革新政治に捻じ曲げられた「命どぅ宝」


革新政治に捻じ曲げられた「命どぅ宝」

「命どぅ宝」の格言はいつの時代からあるのだろう。私は中学や高校生の時に昔からの格言であると先生から聞いた。1960年代のことだ。ところが新聞のコラムに若いジャーナリストが「命どぅ宝」はいつごろから言われるようになったか不明であるといい。恐らく40年くらい前ではないだろうかと推察しているのを読んで私は驚いた。
ただ、彼女の推察にはそれなりの理由があった。1968年に嘉手納飛行場にB52重爆撃機が墜落炎上して、沖縄中が大騒ぎになり、一気に反戦ムードが盛り上がって、1969年には「命を守る県民共闘会議」が結成された。
「命を守る県民共闘会議」による最初の県民大会が与儀公園で行われたが、その時に「命を守る県民共闘会議」の代表者の演説で「命どぅ宝」が反戦・平和のキャッチフレーズとしてが使われた。その時から「命どぅ宝」が盛んに使われるようになった。だから、若いジャーナリストが「命どぅ宝」は40年くらい前に生まれたと思ってしまうのは無理のないことである。

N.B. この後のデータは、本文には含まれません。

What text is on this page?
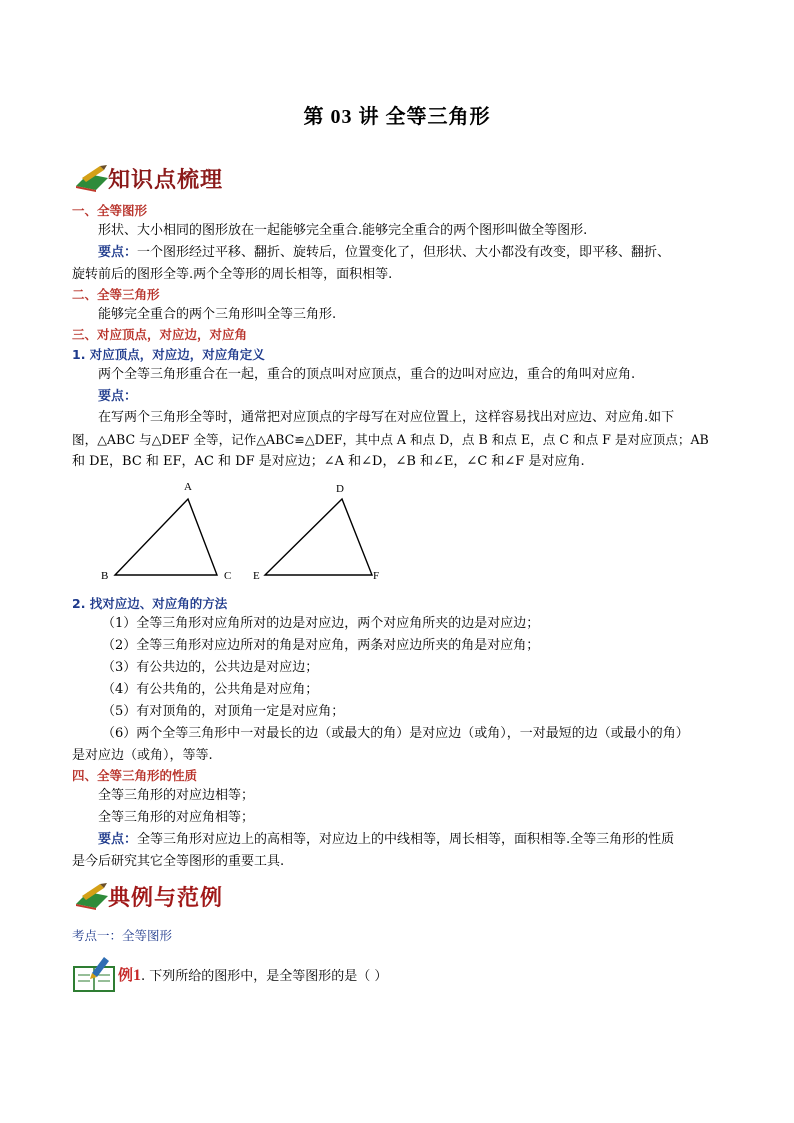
第 03 讲 全等三角形
知识点梳理
一、全等图形
形状、大小相同的图形放在一起能够完全重合.能够完全重合的两个图形叫做全等图形.
要点：一个图形经过平移、翻折、旋转后，位置变化了，但形状、大小都没有改变，即平移、翻折、
旋转前后的图形全等.两个全等形的周长相等，面积相等.
二、全等三角形
能够完全重合的两个三角形叫全等三角形.
三、对应顶点，对应边，对应角
1. 对应顶点，对应边，对应角定义
两个全等三角形重合在一起，重合的顶点叫对应顶点，重合的边叫对应边，重合的角叫对应角.
要点：
在写两个三角形全等时，通常把对应顶点的字母写在对应位置上，这样容易找出对应边、对应角.如下
图，△ABC 与△DEF 全等，记作△ABC≌△DEF，其中点 A 和点 D，点 B 和点 E，点 C 和点 F 是对应顶点；AB
和 DE，BC 和 EF，AC 和 DF 是对应边；∠A 和∠D，∠B 和∠E，∠C 和∠F 是对应角.
A
B	C
D
E	F
2. 找对应边、对应角的方法
（1）全等三角形对应角所对的边是对应边，两个对应角所夹的边是对应边；
（2）全等三角形对应边所对的角是对应角，两条对应边所夹的角是对应角；
（3）有公共边的，公共边是对应边；
（4）有公共角的，公共角是对应角；
（5）有对顶角的，对顶角一定是对应角；
（6）两个全等三角形中一对最长的边（或最大的角）是对应边（或角），一对最短的边（或最小的角）
是对应边（或角），等等.
四、全等三角形的性质
全等三角形的对应边相等；
全等三角形的对应角相等；
要点：全等三角形对应边上的高相等，对应边上的中线相等，周长相等，面积相等.全等三角形的性质
是今后研究其它全等图形的重要工具.
典例与范例
考点一：全等图形
例1. 下列所给的图形中，是全等图形的是（ ）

その記事を読んだ時、私はたった40年で「命どぅ宝」の出所が不明になっていることに驚き、「命どぅ宝」は琉球王朝時代からの格言であることを新聞に投稿しようと思い、ネットで「命どぅ宝」について詳しく説明しているサイトを探した。ところが詳しく書いているサイトを見つけて私は再び驚いた。

ネットでもっとも権威アルある辞典ウィキペディアでは
「戦さ世んしまち 弥勒世ややがて 嘆くなよ臣下 命どぅ宝 (戦いが終わり、平和になるのだ。国民よどうか耐え忍んでくれ。命あっての物種だ。)」 という琉歌に由来する。この歌は琉球国最後の王である尚泰王の作とも伝えられるが、実際には日本政府による琉球処分の決定を受け、国を明け渡さざるを得なくなった王の断腸の思いを表現した芝居の中で創作された台詞である。

と説明されている。他には、

何をおいても命こそが大切であるという意味。沖縄戦の際、難民の一人によって叫ばれたとも伝えられる。1950年代に伊江島土地闘争のスローガンとして用いられ、さらに1980年代の反戦平和運動のなかで広く普及した。

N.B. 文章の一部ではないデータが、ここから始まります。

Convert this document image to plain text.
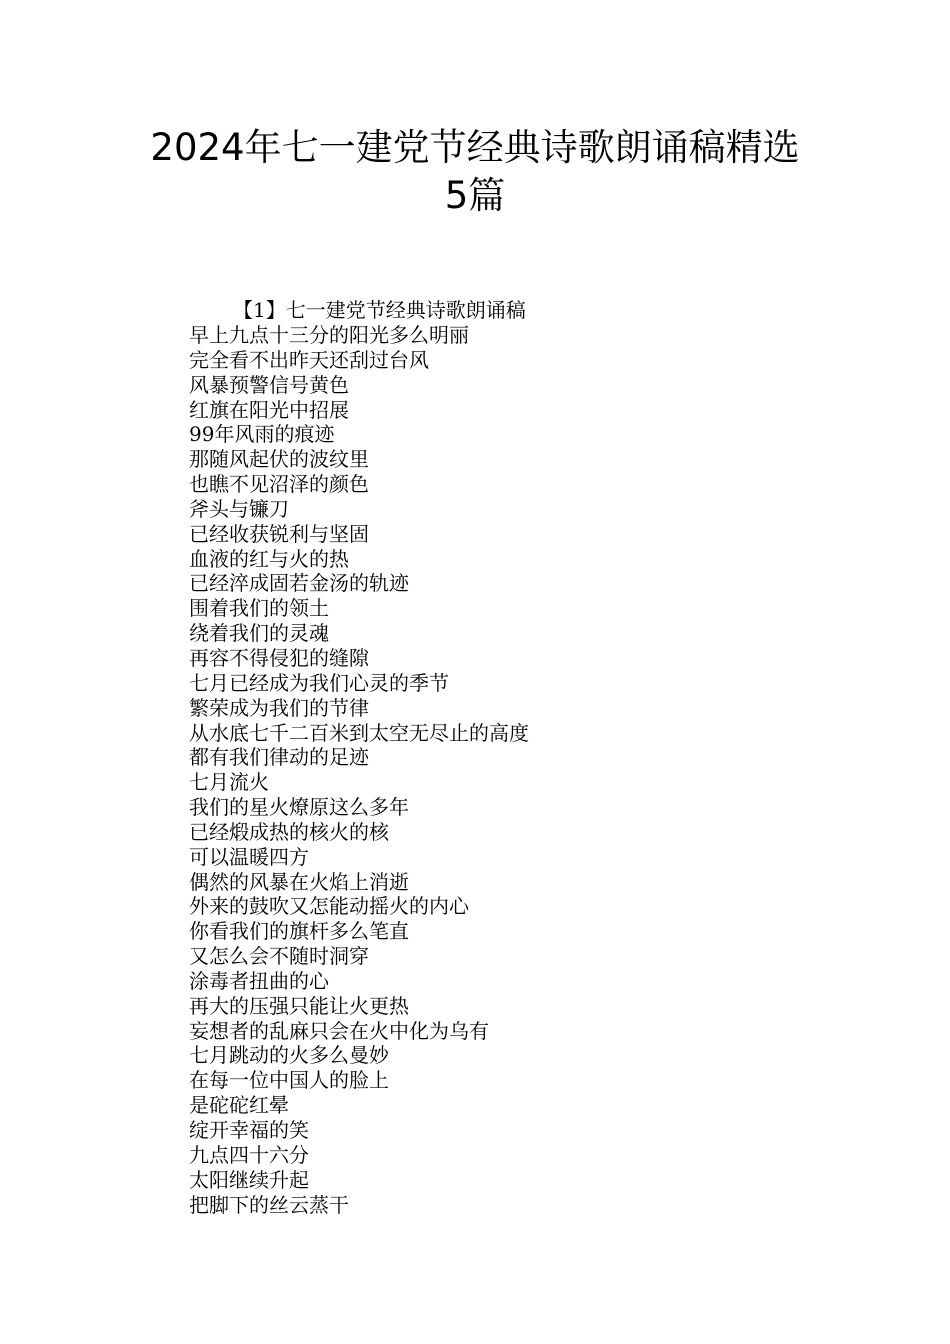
2024年七一建党节经典诗歌朗诵稿精选
5篇
【1】七一建党节经典诗歌朗诵稿
早上九点十三分的阳光多么明丽
完全看不出昨天还刮过台风
风暴预警信号黄色
红旗在阳光中招展
99年风雨的痕迹
那随风起伏的波纹里
也瞧不见沼泽的颜色
斧头与镰刀
已经收获锐利与坚固
血液的红与火的热
已经淬成固若金汤的轨迹
围着我们的领土
绕着我们的灵魂
再容不得侵犯的缝隙
七月已经成为我们心灵的季节
繁荣成为我们的节律
从水底七千二百米到太空无尽止的高度
都有我们律动的足迹
七月流火
我们的星火燎原这么多年
已经煅成热的核火的核
可以温暖四方
偶然的风暴在火焰上消逝
外来的鼓吹又怎能动摇火的内心
你看我们的旗杆多么笔直
又怎么会不随时洞穿
涂毒者扭曲的心
再大的压强只能让火更热
妄想者的乱麻只会在火中化为乌有
七月跳动的火多么曼妙
在每一位中国人的脸上
是砣砣红晕
绽开幸福的笑
九点四十六分
太阳继续升起
把脚下的丝云蒸干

幾多の苦難を体験したウチナーンチュが共有する反戦と平和の願いを込めたメッセージ。

何をおいても命こそが大切であるいう意味。沖縄戦の際、難民の一人によって叫ばれたとも伝えられる。

などがあった。ネットの「命どぅ宝」の説明を見て、私は苦笑せざるをえなかった

もし、「命どぅ宝」が芝居のセリフであったなら、軍国主義へと進んでいった戦前であったのにその言葉が語り告げられたのはおかしい。
それに、戦前生まれであり、学者である太田氏は琉球王朝時代の格言としている。私も生徒の時に、「命どぅ宝」は琉球王朝時代の格言であると先生から聞いた。実は私が先生から聞いた格言は「命どぅ宝」だけではなかった。「物食うすどぅ我が主(しゅう)」という格言についても教えられた。。「物食うすどぅ我が主(しゅう)」とは物を恵んでくれる人が私のご主人という内容で反戦・平和とは前々関係ないことわざである。しかし、先生が説明するときは必ずこの二つの格言を出し、二つの格言の内容は共通するものがあった。

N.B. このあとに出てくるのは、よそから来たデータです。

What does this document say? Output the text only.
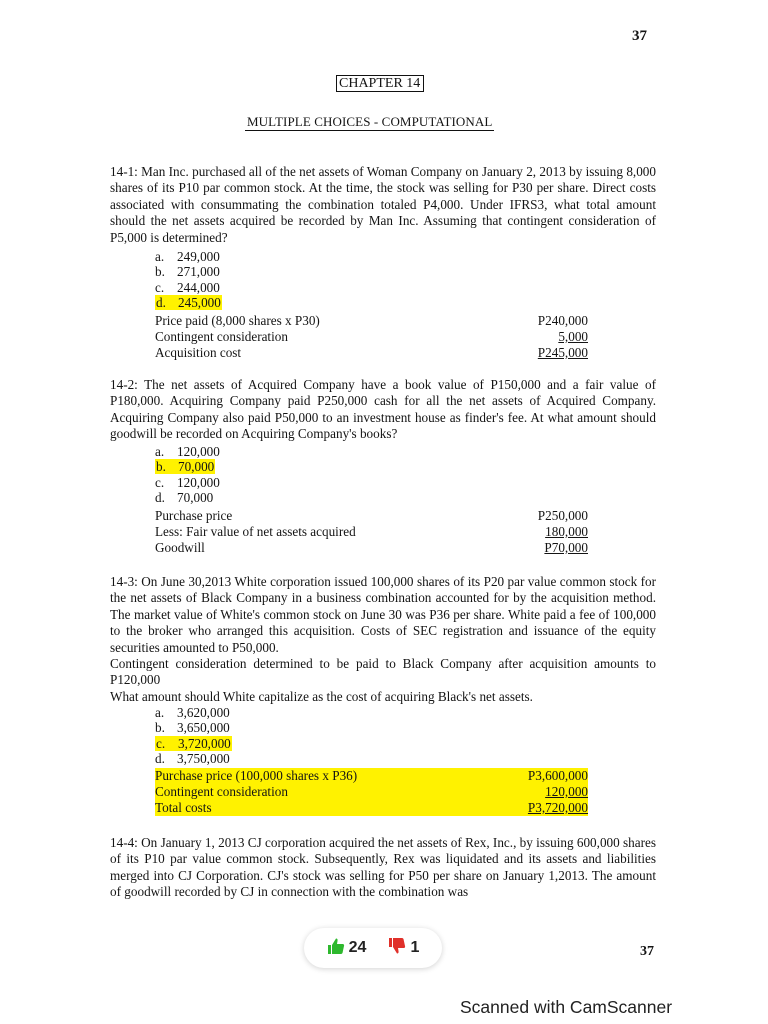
37
CHAPTER 14
MULTIPLE CHOICES - COMPUTATIONAL
14-1: Man Inc. purchased all of the net assets of Woman Company on January 2, 2013 by issuing 8,000 shares of its P10 par common stock. At the time, the stock was selling for P30 per share. Direct costs associated with consummating the combination totaled P4,000. Under IFRS3, what total amount should the net assets acquired be recorded by Man Inc. Assuming that contingent consideration of P5,000 is determined?
a. 249,000
b. 271,000
c. 244,000
d. 245,000
Price paid (8,000 shares x P30)	P240,000
Contingent consideration	5,000
Acquisition cost	P245,000
14-2: The net assets of Acquired Company have a book value of P150,000 and a fair value of P180,000. Acquiring Company paid P250,000 cash for all the net assets of Acquired Company. Acquiring Company also paid P50,000 to an investment house as finder's fee. At what amount should goodwill be recorded on Acquiring Company's books?
a. 120,000
b. 70,000
c. 120,000
d. 70,000
Purchase price	P250,000
Less: Fair value of net assets acquired	180,000
Goodwill	P70,000
14-3: On June 30,2013 White corporation issued 100,000 shares of its P20 par value common stock for the net assets of Black Company in a business combination accounted for by the acquisition method. The market value of White's common stock on June 30 was P36 per share. White paid a fee of 100,000 to the broker who arranged this acquisition. Costs of SEC registration and issuance of the equity securities amounted to P50,000.
Contingent consideration determined to be paid to Black Company after acquisition amounts to P120,000
What amount should White capitalize as the cost of acquiring Black's net assets.
a. 3,620,000
b. 3,650,000
c. 3,720,000
d. 3,750,000
Purchase price (100,000 shares x P36)	P3,600,000
Contingent consideration	120,000
Total costs	P3,720,000
14-4: On January 1, 2013 CJ corporation acquired the net assets of Rex, Inc., by issuing 600,000 shares of its P10 par value common stock. Subsequently, Rex was liquidated and its assets and liabilities merged into CJ Corporation. CJ's stock was selling for P50 per share on January 1,2013. The amount of goodwill recorded by CJ in connection with the combination was
24	1	37
Scanned with CamScanner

「命どぅ宝」だけなら反戦と平和の願いとしての格言として説明できるが、「物食うすどぅ我が主(しゅう)」と一緒にすると「物食うすどぅ我が主(しゅう)」と反戦・平和とは内容がかけ離れすぎて「命どぅ宝」の説明とはバランスの取れる説明ができなくなる。つまり、私は「命どぅ宝」を反戦と平和の願いとしての格言としては説明されなかった。私が高校を卒業したの1967年である。1967年当時は「命どぅ宝」は反戦・平和の格言ではなかった。「命どぅ宝」が反戦・平和の格言として流布されるようになったのは1969年の「命を守る県民共闘会議」主催県民大会以後である。

太田氏は琉球王朝時代からの反戦・平和の格言であったと書いてある。明日は太田氏の矛盾を指摘していきたい。